第51章 燃烧的心(第2页)
它太过黑暗,而才华是燃料,痛苦是薪柴,生存的需求是点燃这一切的火。
查尔斯將自己放在了这堆火上灼烧,以照亮前路,却未曾料到火焰如此凶猛,几乎要將他自身焚尽。
不。
不应该是这样。
他不会允许这种事发生。
第一步,就是確保这个正在坍塌的年轻人,能先活过今晚,活到黎明。
第二步——
福尔摩斯缓缓从椅中站起。
长时间保持同一姿势让他的关节发出细微的声响,但他毫不在意。他走到窗边,透过模糊的玻璃望向外面伦敦的夜色。
灰蓝色的天光开始在东方的天际线处渗出一丝痕跡。
拂晓將至。
他转过身,目光再次扫过床上沉睡的查尔斯,扫过那本诗集,扫过桌上凌乱的稿纸。
他无声地离开了阁楼。
木楼梯在他脚下发出轻微的吱呀声,但在二楼平台,他停下了。
华生正从起居室出来,手里拿著空药瓶,脸上是熬夜后的疲惫。“他怎么样?”
“还在睡。呼吸平稳了些。”福尔摩斯说,声音因长时间沉默而略显沙哑,“你该去休息了,医生。接下来我来处理。”
“处理什么?”华生揉著太阳穴,“他需要的是绝对静养,福尔摩斯,不是你的『处理。你看到他的状態了,这不仅仅是身体——”
“我看到了。”福尔摩斯打断他,语气平静但不容置疑,“所以我才会处理。相信我,华生。我知道界限在哪里。”
华生盯著他看了几秒,最终再一次嘆气。
“別刺激他。別跟他谈工作,別让他思考,尤其不要让他碰笔。他的大脑需要休息,和他肺一样。”
“我明白。”福尔摩斯简短地回答,径直走向书桌。
晨光此刻已完全漫过窗沿,將起居室染成一片清冷的灰白色。壁炉是冷的,房间里温度很低,但福尔摩斯似乎毫无所觉。

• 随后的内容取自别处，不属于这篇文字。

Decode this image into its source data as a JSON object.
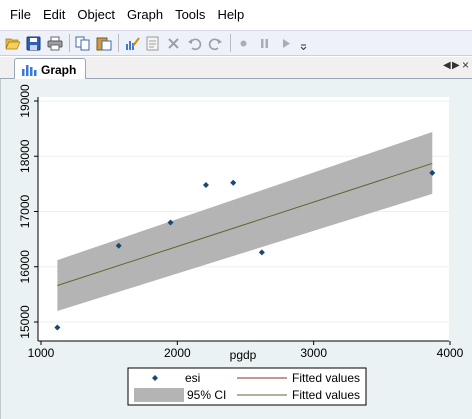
{
  "menu": {
    "items": [
      {
        "label": "File"
      },
      {
        "label": "Edit"
      },
      {
        "label": "Object"
      },
      {
        "label": "Graph"
      },
      {
        "label": "Tools"
      },
      {
        "label": "Help"
      }
    ]
  },
  "toolbar": {
    "icons": [
      "open-icon",
      "save-icon",
      "print-icon",
      "copy-icon",
      "paste-icon",
      "graph-editor-icon",
      "object-browser-icon",
      "pointer-icon",
      "undo-icon",
      "redo-icon",
      "record-icon",
      "pause-icon",
      "play-icon"
    ]
  },
  "tab": {
    "label": "Graph"
  },
  "chart_data": {
    "type": "scatter",
    "xlabel": "pgdp",
    "ylabel": "",
    "xlim": [
      1000,
      4000
    ],
    "ylim": [
      14900,
      19100
    ],
    "x_ticks": [
      "1000",
      "2000",
      "3000",
      "4000"
    ],
    "y_ticks": [
      "15000",
      "16000",
      "17000",
      "18000",
      "19000"
    ],
    "grid": true,
    "series": [
      {
        "name": "esi",
        "kind": "scatter",
        "color": "#1a476f",
        "points": [
          [
            1120,
            14900
          ],
          [
            1570,
            16380
          ],
          [
            1950,
            16800
          ],
          [
            2210,
            17480
          ],
          [
            2410,
            17520
          ],
          [
            2620,
            16260
          ],
          [
            3870,
            17700
          ]
        ]
      },
      {
        "name": "Fitted values",
        "kind": "line",
        "color": "#556b2f",
        "points": [
          [
            1120,
            15660
          ],
          [
            3870,
            17870
          ]
        ]
      }
    ],
    "ci_band": {
      "name": "95% CI",
      "color": "#b4b4b4",
      "x": [
        1120,
        3870
      ],
      "lower": [
        15200,
        17320
      ],
      "upper": [
        16120,
        18440
      ]
    },
    "legend": {
      "placement": "bottom",
      "entries": [
        {
          "label": "esi"
        },
        {
          "label": "Fitted values",
          "color": "#8b2c2c"
        },
        {
          "label": "95% CI"
        },
        {
          "label": "Fitted values",
          "color": "#556b2f"
        }
      ]
    }
  }
}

他从抽屉里抽出一张信纸,打开墨水瓶,笔尖在暗蓝色的墨水中蘸了蘸。
笔尖悬在纸面上方,然后落下。
【尊敬的凯普莱特小姐台鉴】
福尔摩斯顿了顿。
他可以確认的是,这位艾德琳·凯普莱特小姐,是目前唯一仍关心著查尔斯的近亲,曾经寄来的家信让他得以知道精確的地址。
在信中,他客观描述了查尔斯近期因过度劳累导致旧疾復发,出现咯血等危险症状,目前正在贝克街接受华生医生紧急治疗,但情况仍需长期静养观察的事实。
以及,他含蓄但是坚定地表示了,现在其身心状態堪忧,可能源於经济与精神压力巨大。
他写完后,把笔夹在指间,將信纸拿起,从头至尾快速瀏览了一遍。
——没有提出任何要求,只是提供了事实。
他知道,对於一个真正关心弟弟的亲人,这些信息已经足够。